JpGU-AGU Joint Meeting 2017

Presentation information

[EJ] Poster

S (Solid Earth Sciences) » S-SS Seismology

[S-SS10] [EJ] Crustal Deformation

Mon. May 22, 2017 3:30 PM - 5:00 PM Poster Hall (International Exhibition Hall HALL7)

convener:Ryosuke Doke(Hot Springs Research Institute of Kanagawa Prefecture), Tadafumi Ochi(Institute of Earthquake and Volcano Geology, Geological Survey of Japan, The National Institute of Advanced Industrial Science and Technology)

[SSS10-P16] Development of crustal block motion model, including elastic plate coupling based on MCMC method.

*Hiroshi Kimura1, Takeo Ito1, Keiichi Tadokoro1 (1.Department of Earth and Planetary Sciences, Nagoya University)

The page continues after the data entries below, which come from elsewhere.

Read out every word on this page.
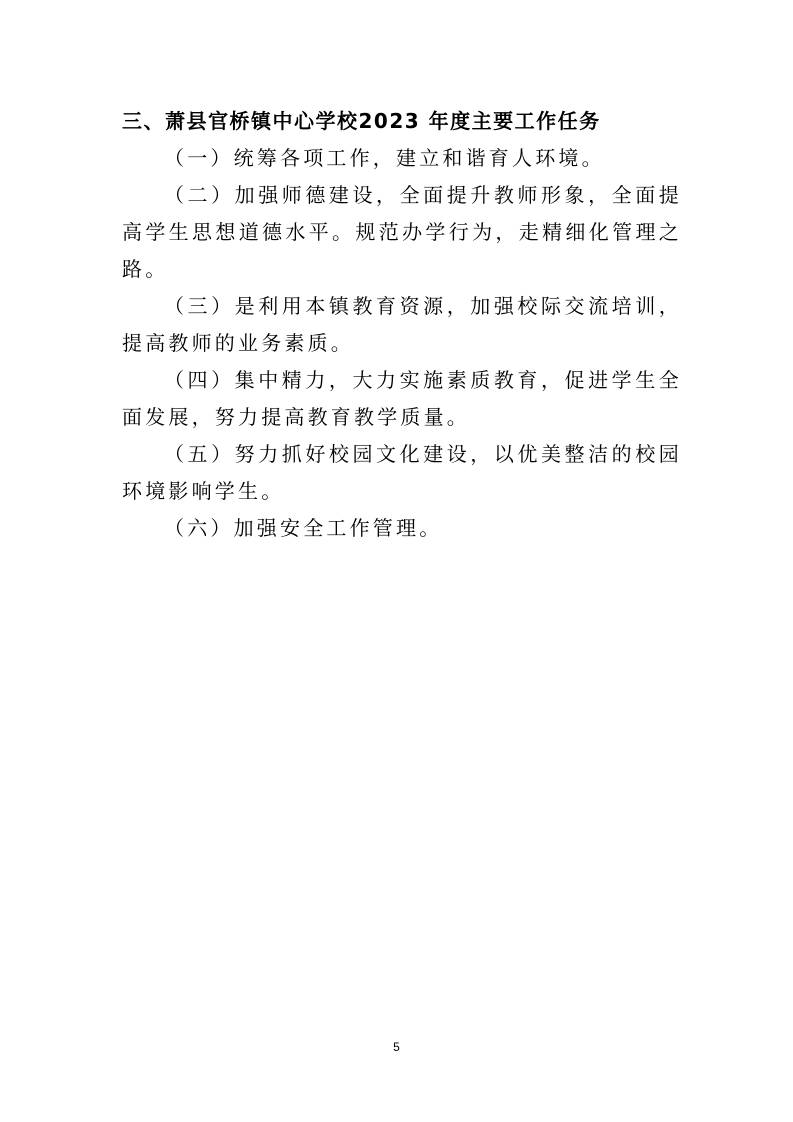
三、萧县官桥镇中心学校2023 年度主要工作任务

（一）统筹各项工作，建立和谐育人环境。

（二）加强师德建设，全面提升教师形象，全面提高学生思想道德水平。规范办学行为，走精细化管理之路。

（三）是利用本镇教育资源，加强校际交流培训，提高教师的业务素质。

（四）集中精力，大力实施素质教育，促进学生全面发展，努力提高教育教学质量。

（五）努力抓好校园文化建设，以优美整洁的校园环境影响学生。

（六）加强安全工作管理。

5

Keywords:Crustal block motion model, Block relative motion, interplate coupling, Markov Chain Monte Carlo method, GNSS

Introduction
Large earthquakes have been occurred along plate interface due to the subducting oceanic plate. It is necessary to consider the relative plate motion for evaluation of earthquake potential. Hashimoto and Jackson (1993) defined the small plates as crustal blocks and estimated the crustal block motion in and around Japanese islands using the trilateration and triangulation data. Owing to the introducing of inland GNSS observation(GEONET), inland relative block motion has been clarified more accurately. And then, it was estimated that spatial interplate coupling distribution along crustal block boundary, such as the plate convergence zone, too. In addition, development of seafloor geodetic observation technology will reveal crustal deformation near the trench. In order to more accurately estimation of coupling along plate interface, it is necessary to consider the interaction between crustal block motion and coupling at simultaneously. In this study, we developed a new crustal block motion model to estimate the crustal relative block motion with the interplate coupling effect.

Previous crustal block motion analysis
In many previous studies, DEF-NODE (McCaffrey., 1995) can analyze the crustal block motion. It employed rectangular plane faults along crustal block boundary. It estimates the crustal block motion, internal strain of block, and the coupling along crustal block boundary based on nonlinear estimation (e.g., Wallace et al., 2005).
Loveless and Maede (2010), on the other hand, divided in and around Japanese islands into 20 crustal blocks, and estimated the plate motion, slip vectors on the crustal block boundary, and coupling along plate interface, using inland GNSS observation data, based on least squares estimation. However, these methods cannot obtain the covariance of the estimated unknown parameters.

Crustal block motion analysis in this study
The relative block motion(Bvij) along the two crustal blocks boundary (Brij) can be described as Bvij = Brij × (ωi - ωj) using the Euler poles(ω) of the two crustal blocks. Since the interaction between the crustal blocks, we set triangular faults along the block boundary based on a back slip model. First, the slip deficit (χij) between the two crustal blocks can be expressed as χij = Cij Bvij (Cij: coupling coefficient). The elastic response(ve) can be expressed as ve = Gχ(G: elastic response function). The coupling coefficient is a magnitude of slip deficit normalized by crustal relative block motion. Observed crustal deformation(d) is the result of elastic response due to coupling between the crustal blocks and the crustal block motion. It is expressed by d = ve + Bv = G Cij (Brij × (ωi - ωj)) + r × ω, meaning that nonlinear equation. Then, crustal block model is constructed by combining these equations, considering the relationship between crustal blocks.
In this study, the coupling between the crustal blocks is estimated using the Markov Chain Monte Carlo method (MCMC). MCMC can evaluate the covariance between estimation parameters. This advantage is possible to evaluate the correlation between the slip deficit at the deep plate boundary and the crustal block motion at inland.
We make new source code for this problem. In this program, it is easy to set up configurations. Thus, it is possible to trial and error with various models. Furthermore, we will implement the elastic response function derived from finite element method(FEM).
We make a crustal block motion model that is consist of 11 blocks in southwest Japan (see figure). This model consider to plate interface shape and relationship to each blocks.

Future plans
We will use this model to estimate the interplate coupling throughout Japan. As a further step, we will compute spatial coupling distribution on plate interface using FEM.